Оркестр доигрывает последний аккорд  «Серенады». Публика аплодирует. Усач - аккордеонист довольно лихо выводит вступление пьесы Миллера «В настроении», вступает весь оркестр.
Дубов морщится с досады.
- Ну, перестань! Слова-то какие: глупость, подлость… У меня есть цель. Мужчина должен уметь добиваться своего.
- Именно – своего! Тебе не приходила в голову такая простая и ясная мысль, что я – не твоя?  Я – жена твоего собственного сына! Я, в конце концов, лучшая подруга твоей обожаемой Лоры. Тебя это не смущает?
- Меня - не смущает. Ты пока не жена…
- Понятно…  И что я получу взамен?
- Это уже другой разговор! Я пока ещё могу остановить всю эту бодягу. Твой братец вернёт по-тихому недостающие картины… Заметь, я не произнёс слова «украденные»! Благородно с моей стороны, как ты думаешь?..  Так вот, Сепп вернёт картины – и всё будет тихо, я обещаю. Никто ничего никогда не узнает.
- А Ряховский?
- О-о-о! У него самого рыльце в таком пушку – будьте любезны!
- Так вот в чём секрет твоего успеха!
- Ха-ха! Обидеть хочешь? Не больно-то старайся! Как живописец я талантлив, и ты это знаешь… Так каков будет твой положительный ответ? Да или да?
- А если я тебя пошлю – что тогда?
- О как! Тогда, в лучшем случае - потеряешь галерею…
- А в худшем?
- Всё!
- Ты так ничего и не понял…
- Ну, так объясни мне, глупому, объясни!
Полтавцева встаёт, чтобы уйти.
- Тебе не понять, мелкая душа, ты не любил… Брюхо сердцу не указ! Я не то, что галереи – жизни не пощажу. Жаль мне тебя, Дубов. Искренне говорю – жаль!
- Ты лучше себя пожалей, молодка! Не о твоей жизни речь! Тебе соломенной вдовой жить не в диковину… Арсюша, птенчик наш, по Владимирке-то пойдёт в кандалах! Ведь твой родной братец его в это дело подписал, по всей форме!
- Вот как? А ты это знал – и всё-таки решился!
- Не знал… А если бы даже и знал! Я же тебе давеча докладывал - я привык добиваться своего.
Полтавцева усмехается в лицо Дубову.
- Проспись, снохач!- уходит.
Дубов наливает себе доверху большой фужер коньяку, залпом осушает его. Потом, повертев фужер в руках, со злостью швыряет его в стену. Отлетевший  осколок рассекает Дубову лоб.

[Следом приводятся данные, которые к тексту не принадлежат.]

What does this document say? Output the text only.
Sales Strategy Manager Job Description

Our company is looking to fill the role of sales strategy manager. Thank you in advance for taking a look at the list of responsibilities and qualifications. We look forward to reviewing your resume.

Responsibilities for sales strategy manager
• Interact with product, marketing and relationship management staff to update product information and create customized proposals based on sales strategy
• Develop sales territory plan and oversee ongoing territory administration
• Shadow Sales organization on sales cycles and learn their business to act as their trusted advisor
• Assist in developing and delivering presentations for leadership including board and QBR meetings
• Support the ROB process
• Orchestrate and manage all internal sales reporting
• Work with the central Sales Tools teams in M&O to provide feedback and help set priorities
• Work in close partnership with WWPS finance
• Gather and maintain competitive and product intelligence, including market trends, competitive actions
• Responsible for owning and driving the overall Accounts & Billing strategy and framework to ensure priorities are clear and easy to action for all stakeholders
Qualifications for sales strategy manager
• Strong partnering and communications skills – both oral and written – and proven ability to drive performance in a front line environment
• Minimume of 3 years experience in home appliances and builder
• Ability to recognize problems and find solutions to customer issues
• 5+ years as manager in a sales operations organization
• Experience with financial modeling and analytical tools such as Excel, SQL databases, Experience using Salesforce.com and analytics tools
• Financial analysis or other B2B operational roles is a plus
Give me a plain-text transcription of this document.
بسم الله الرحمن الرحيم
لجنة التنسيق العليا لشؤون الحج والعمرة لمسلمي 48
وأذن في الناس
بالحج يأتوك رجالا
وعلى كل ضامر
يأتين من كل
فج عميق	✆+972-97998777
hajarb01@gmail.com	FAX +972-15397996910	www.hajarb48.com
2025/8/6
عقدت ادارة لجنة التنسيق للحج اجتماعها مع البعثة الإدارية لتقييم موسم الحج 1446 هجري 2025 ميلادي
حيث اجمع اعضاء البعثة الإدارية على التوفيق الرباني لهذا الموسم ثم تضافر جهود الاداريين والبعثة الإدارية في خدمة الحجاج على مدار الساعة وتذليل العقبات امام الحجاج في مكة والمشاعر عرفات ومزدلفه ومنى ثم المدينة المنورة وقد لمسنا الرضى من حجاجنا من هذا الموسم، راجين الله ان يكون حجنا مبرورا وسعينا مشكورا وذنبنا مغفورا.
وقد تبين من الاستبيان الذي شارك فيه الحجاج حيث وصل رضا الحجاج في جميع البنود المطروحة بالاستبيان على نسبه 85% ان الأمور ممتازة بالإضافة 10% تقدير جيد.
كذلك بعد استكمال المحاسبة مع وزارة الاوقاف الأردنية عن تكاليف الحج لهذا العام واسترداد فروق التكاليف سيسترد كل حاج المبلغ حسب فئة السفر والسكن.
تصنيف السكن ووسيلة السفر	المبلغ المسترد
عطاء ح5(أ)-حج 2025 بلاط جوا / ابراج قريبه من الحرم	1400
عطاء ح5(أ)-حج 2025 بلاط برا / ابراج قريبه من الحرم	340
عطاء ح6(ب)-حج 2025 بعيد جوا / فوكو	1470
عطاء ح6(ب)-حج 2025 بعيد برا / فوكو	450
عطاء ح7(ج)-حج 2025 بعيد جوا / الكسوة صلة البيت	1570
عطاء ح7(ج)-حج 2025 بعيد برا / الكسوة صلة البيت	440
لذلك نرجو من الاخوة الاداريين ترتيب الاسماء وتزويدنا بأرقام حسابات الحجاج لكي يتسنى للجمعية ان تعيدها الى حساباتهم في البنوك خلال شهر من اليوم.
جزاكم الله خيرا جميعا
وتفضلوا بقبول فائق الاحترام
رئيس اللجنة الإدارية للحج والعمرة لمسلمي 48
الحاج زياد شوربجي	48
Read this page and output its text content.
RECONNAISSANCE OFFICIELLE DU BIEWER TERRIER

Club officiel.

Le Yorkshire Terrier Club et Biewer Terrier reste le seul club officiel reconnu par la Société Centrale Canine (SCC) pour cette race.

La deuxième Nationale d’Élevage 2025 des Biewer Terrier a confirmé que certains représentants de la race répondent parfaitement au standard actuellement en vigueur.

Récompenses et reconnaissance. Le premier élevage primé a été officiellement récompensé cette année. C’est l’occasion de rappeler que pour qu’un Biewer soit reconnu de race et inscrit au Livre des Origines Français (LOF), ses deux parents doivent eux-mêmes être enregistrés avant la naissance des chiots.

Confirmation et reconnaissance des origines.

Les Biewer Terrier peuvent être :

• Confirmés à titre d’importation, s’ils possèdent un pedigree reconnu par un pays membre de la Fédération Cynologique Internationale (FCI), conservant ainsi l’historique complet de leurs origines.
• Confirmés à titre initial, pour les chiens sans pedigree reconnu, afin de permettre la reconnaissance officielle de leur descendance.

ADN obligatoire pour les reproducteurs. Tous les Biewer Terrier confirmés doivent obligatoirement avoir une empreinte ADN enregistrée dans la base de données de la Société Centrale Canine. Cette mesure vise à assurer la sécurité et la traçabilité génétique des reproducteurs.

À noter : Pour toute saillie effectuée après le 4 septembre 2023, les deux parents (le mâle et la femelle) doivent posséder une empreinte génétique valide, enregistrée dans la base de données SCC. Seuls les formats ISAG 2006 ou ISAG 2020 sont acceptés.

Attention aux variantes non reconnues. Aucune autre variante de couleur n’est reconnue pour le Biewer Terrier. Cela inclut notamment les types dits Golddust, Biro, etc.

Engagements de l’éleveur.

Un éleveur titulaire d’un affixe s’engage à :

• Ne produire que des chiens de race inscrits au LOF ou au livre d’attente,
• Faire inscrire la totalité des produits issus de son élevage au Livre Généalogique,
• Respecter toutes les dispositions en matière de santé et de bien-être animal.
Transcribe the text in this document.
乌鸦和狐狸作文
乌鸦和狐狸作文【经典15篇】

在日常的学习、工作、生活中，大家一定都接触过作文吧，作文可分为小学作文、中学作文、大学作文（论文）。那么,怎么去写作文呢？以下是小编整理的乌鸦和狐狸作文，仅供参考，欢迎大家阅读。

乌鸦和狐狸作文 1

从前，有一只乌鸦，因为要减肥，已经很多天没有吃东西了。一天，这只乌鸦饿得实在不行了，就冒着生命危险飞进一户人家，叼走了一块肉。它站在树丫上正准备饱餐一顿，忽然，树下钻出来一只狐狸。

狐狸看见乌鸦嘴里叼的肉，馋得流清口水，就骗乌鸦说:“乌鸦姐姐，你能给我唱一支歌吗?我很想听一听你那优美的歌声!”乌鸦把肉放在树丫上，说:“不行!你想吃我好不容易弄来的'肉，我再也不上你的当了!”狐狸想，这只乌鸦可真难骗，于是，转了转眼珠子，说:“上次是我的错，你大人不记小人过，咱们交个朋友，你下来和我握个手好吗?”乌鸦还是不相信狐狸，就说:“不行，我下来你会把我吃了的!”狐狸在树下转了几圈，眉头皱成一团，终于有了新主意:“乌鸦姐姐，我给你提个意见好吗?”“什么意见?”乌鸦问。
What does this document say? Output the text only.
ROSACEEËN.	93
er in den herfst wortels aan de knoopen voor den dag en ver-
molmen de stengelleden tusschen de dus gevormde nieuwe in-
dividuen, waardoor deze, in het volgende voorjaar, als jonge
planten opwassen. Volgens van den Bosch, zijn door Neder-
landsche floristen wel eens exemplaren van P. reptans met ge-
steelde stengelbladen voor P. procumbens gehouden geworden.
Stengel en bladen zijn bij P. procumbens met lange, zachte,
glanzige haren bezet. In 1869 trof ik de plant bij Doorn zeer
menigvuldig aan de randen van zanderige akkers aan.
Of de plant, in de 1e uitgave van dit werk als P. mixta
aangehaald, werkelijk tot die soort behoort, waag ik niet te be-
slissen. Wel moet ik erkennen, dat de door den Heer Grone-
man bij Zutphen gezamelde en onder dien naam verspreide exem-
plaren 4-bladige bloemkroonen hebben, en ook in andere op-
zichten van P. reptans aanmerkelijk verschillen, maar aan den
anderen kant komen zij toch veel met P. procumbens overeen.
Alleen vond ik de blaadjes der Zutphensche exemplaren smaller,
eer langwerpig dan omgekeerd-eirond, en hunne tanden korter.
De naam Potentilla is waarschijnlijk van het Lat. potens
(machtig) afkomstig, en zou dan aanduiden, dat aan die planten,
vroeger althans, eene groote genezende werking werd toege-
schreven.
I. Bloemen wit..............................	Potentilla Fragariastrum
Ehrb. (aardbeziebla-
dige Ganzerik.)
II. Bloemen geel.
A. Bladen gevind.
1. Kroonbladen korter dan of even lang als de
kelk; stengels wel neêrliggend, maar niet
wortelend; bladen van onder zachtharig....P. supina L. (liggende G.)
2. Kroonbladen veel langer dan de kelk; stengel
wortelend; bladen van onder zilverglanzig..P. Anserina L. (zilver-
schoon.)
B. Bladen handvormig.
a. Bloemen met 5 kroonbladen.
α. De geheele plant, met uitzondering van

Возле эстрады Ряховский,  под аплодисменты публики, «откаблучивает»  вокруг Блондинки невероятные и замысловатые «па», нечто среднее между «лезгинкой» и брейком.

Комната Ксении. Ксения лежит на кровати, натянув одеяло до подбородка. Её шикарные светлые волосы веером разложены по подушке. Лора сидит рядом, держит руку дочери. Ксения взволнованно говорит.
- О чем с ним было говорить, мама! Ты бы видела его лицо, когда он узнал, что кенгуру – это не государство в Африке, а Джон Леннон никогда не был президентом Америки. А когда я сказала, что на американском флаге целых 50 звезд нарисовано, он вообще в осадок выпал! «Ты слишком умна. У нас не принято, чтобы женщина была такой умной». Всё твердил: "Я люблю, когда меня балуют". Он хотел, чтобы я ему в рот смотрела – и умилялась.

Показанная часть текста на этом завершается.